Innovation Article publié le 28 février 2025 , mis à jour le 28 février 2025

Cofondée en 2023 par un alumnus d’AgroParisTech et deux collaborateurs, et accompagnée par le Food'InnLab d’AgroParisTech et l’accélérateur 21st de CentraleSupélec, Edonia est une deeptech de l'alimentation durable. Son projet est de commercialiser une alternative à la viande la moins transformée et la plus nutritive du marché. Forte de sa méthode innovante de texturation de la spiruline, l’ingrédient phare de son alternative végétarienne, la start-up a récemment réalisé une levée de fonds de deux millions d’euros. Désormais, Edonia accélère son développement et franchit de nouvelles étapes.

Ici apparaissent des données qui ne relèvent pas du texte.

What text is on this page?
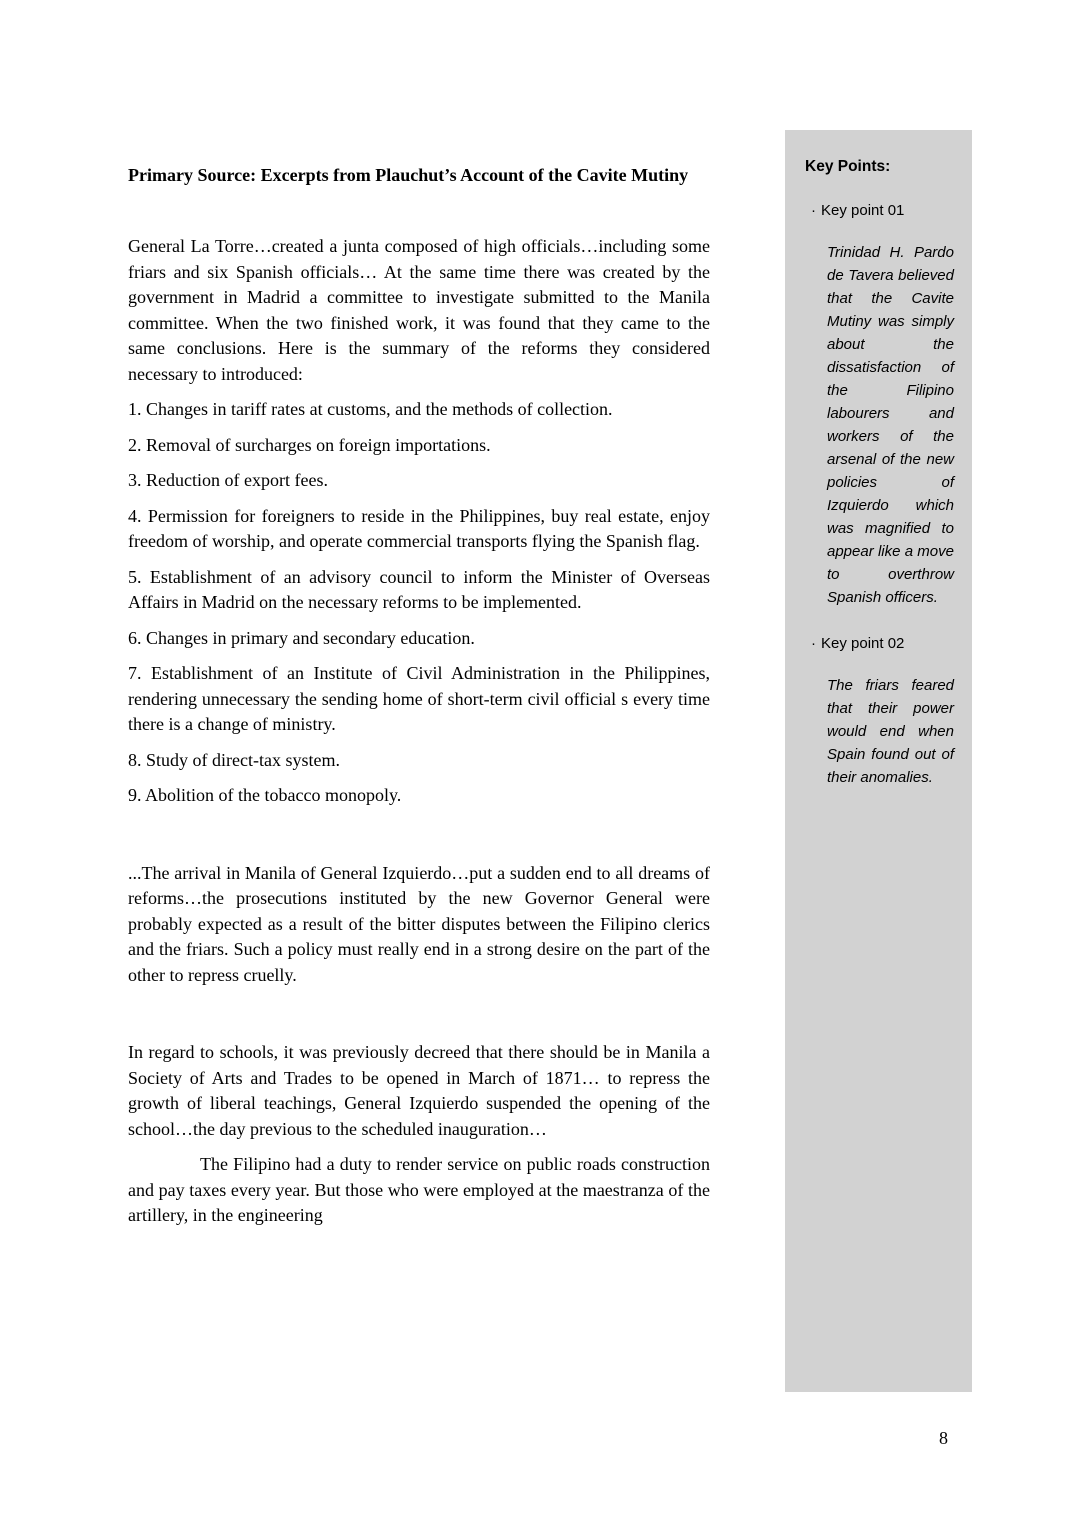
Primary Source: Excerpts from Plauchut’s Account of the Cavite Mutiny

General La Torre…created a junta composed of high officials…including some friars and six Spanish officials… At the same time there was created by the government in Madrid a committee to investigate submitted to the Manila committee. When the two finished work, it was found that they came to the same conclusions. Here is the summary of the reforms they considered necessary to introduced:

1. Changes in tariff rates at customs, and the methods of collection.

2. Removal of surcharges on foreign importations.

3. Reduction of export fees.

4. Permission for foreigners to reside in the Philippines, buy real estate, enjoy freedom of worship, and operate commercial transports flying the Spanish flag.

5. Establishment of an advisory council to inform the Minister of Overseas Affairs in Madrid on the necessary reforms to be implemented.

6. Changes in primary and secondary education.

7. Establishment of an Institute of Civil Administration in the Philippines, rendering unnecessary the sending home of short-term civil official s every time there is a change of ministry.

8. Study of direct-tax system.

9. Abolition of the tobacco monopoly.

...The arrival in Manila of General Izquierdo…put a sudden end to all dreams of reforms…the prosecutions instituted by the new Governor General were probably expected as a result of the bitter disputes between the Filipino clerics and the friars. Such a policy must really end in a strong desire on the part of the other to repress cruelly.

In regard to schools, it was previously decreed that there should be in Manila a Society of Arts and Trades to be opened in March of 1871… to repress the growth of liberal teachings, General Izquierdo suspended the opening of the school…the day previous to the scheduled inauguration…

The Filipino had a duty to render service on public roads construction and pay taxes every year. But those who were employed at the maestranza of the artillery, in the engineering

Key Points:
· Key point 01
Trinidad H. Pardo de Tavera believed that the Cavite Mutiny was simply about the dissatisfaction of the Filipino labourers and workers of the arsenal of the new policies of Izquierdo which was magnified to appear like a move to overthrow Spanish officers.
· Key point 02
The friars feared that their power would end when Spain found out of their anomalies.
8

L’agriculture occupe aujourd’hui une position particulière dans le problème climatique. Pour une grande partie à cause de l’élevage, elle est le deuxième secteur émetteur de gaz à effet de serre en France (à hauteur de 19 %). Cela en fait un des principaux responsables du changement climatique et de la perte de biodiversité. En revanche, elle en est aussi la victime puisque, par exemple, elle souffre des restrictions d’eau en période de sécheresse. Cela concernait 51 % du territoire en 2022, contre 14 % en 2017. Elle se voit donc dans l’obligation de développer des solutions pour s’adapter à cette situation.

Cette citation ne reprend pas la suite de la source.